Giochi d’altri tempi: le figurine “Panini”
Negli anni ’60 la “Panini” uscì con una fortunata serie di figurine di calciatori, con le immagini degli interpreti delle varie stagioni. Si sarebbe trattato di una trovata molto riuscita, destinata a durare per un paio di decenni. Le figurine dei nostri “eroi” finirono per costituire un elemento essenziale del nostro quotidiano.
Raramente si riusciva a completare l’album; mancava sempre, a fine stagione, qualche esemplare introvabile ma questo non inficiava minimamente la nostra corsa quotidiana in edicola per acquistare almeno qualche bustina. Le figurine non servivano solo – e tanto – per completare l’album ma, soprattutto, come elemento fondamentale dei nostri giochi fra ragazzi.
I molteplici doppioni finivano per divenire merce di scambio fra di noi e, soprattutto, oggetto delle nostre piccole “bische”, nel corso delle quali le usavamo come posta per i nostri giochi. Fra quelli più gettonati, c’erano le “pezze” e i “coppetti”. Le prime consistevano, essenzialmente, nel mettere a terra un certo numero di figurine per ciascun partecipante e attraverso le cosiddette “pezze” (frammenti di pietre levigate, mattoni o altro materiale inerte) cercare di avvicinarsi il più possibile al cumulo di figurine posizionate a terra. Una sorta di variante del gioco delle bocce, dove il pallino era costituito dalle figurine e le bocce dalle “pezze”. Chi, lanciando la “pezza”, si avvicinava di più alle figurine, vinceva e portava a casa tutto il malloppo. I “coppetti” erano una variante più agguerrita, nella quale le figurine venivano piegate ad angolo retto e posizionate su un piano rigido (pavimento di casa, banco di scuola, tavolo, etc.). Con la mano piegata in maniera concava (coppetto, appunto), si agitava il braccio dall’alto in basso, facendo sbattere la mano concava sul piano: il movimento dell’aria così provocato determinava un conseguente spostamento delle due figurine posizionate; se queste si rovesciavano di 180°, finendo per capovolgersi, l’autore del gesto vinceva le figurine.

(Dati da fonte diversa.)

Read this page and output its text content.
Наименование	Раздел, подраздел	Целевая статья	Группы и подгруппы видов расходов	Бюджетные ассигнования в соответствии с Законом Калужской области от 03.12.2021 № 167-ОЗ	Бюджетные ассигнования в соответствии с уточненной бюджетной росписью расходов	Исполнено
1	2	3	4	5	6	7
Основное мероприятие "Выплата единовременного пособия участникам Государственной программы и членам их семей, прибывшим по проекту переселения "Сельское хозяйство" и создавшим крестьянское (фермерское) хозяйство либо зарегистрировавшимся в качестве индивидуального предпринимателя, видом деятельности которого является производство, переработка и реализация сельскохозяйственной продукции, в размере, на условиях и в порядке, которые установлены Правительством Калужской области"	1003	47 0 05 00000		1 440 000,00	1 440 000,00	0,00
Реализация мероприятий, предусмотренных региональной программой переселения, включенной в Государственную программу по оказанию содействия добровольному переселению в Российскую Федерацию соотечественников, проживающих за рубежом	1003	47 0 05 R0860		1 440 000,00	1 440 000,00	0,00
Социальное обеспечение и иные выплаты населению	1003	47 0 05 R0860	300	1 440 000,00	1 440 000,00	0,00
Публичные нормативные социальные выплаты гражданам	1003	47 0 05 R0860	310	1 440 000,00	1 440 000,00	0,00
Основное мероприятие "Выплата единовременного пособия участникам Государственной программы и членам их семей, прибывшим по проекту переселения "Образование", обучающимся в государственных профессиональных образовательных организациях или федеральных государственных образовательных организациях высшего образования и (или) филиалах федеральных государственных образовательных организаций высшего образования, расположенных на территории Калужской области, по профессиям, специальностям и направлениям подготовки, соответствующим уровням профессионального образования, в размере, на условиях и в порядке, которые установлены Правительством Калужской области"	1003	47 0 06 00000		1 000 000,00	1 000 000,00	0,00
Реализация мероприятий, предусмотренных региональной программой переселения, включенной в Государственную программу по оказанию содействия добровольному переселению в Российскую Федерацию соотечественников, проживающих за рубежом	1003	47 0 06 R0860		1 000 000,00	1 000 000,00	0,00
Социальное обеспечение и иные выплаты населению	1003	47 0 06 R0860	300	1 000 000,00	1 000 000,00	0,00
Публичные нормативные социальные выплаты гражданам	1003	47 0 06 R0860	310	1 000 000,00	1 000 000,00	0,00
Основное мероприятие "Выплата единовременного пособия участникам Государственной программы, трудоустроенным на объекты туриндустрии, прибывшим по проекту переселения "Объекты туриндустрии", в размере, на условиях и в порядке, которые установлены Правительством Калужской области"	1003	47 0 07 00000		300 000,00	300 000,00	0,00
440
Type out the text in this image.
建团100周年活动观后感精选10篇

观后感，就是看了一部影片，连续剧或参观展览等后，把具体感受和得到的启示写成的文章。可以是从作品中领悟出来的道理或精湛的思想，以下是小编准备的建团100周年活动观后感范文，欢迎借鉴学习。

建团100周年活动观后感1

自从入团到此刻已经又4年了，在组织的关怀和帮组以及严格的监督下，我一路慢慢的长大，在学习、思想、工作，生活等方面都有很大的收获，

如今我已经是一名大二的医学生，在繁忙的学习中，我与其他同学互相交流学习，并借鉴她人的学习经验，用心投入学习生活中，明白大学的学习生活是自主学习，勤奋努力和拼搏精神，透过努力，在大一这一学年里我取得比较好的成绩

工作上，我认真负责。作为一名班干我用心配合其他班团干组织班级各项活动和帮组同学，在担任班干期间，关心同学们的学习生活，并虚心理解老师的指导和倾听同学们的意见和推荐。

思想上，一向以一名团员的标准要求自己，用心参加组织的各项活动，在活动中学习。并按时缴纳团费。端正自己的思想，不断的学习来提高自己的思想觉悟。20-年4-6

Rapportate ai giorni nostri, sono giochi che fanno sorridere per la loro semplicità. Occorre calarsi nei panni di bambini di 50 anni fa, dove le alternative e le possibilità di svago non erano infinite. C’era, però, entusiasmo e voglia di vivere, che ci portava ad amare lo stare insieme all’aria aperta. Se si stava in casa era perché si era in punizione o malati. La strada foggiava anche il nostro carattere, costringendoci a misurarci, spesso a scontrarci, non infrequentemente a confrontarci. Nascevano amicizie spassionate, come raramente sarebbe accaduto nel corso delle nostre esistenze, presi come siamo da corse sfrenate, interessi frazionali, ambizioni, che finiscono per divenire un ostacolo alla nascita di sani sentimenti. Quegli anni passati per strada hanno rappresentato la prima palestra nella quale abbiamo appreso i rudimenti della convivenza e della condivisione, ingredienti essenziali di cui, colpevolmente, abbiamo privato i nostri figli, troppo spesso relegati, negli anni della loro prima formazione, in stanze chiuse, davanti a computer o video giochi. Abbiamo dato loro un’immagine distorta della vita, fatta di solitudine e individualismo. Scelte scellerate di cui oggi cominciamo a vedere gli effetti.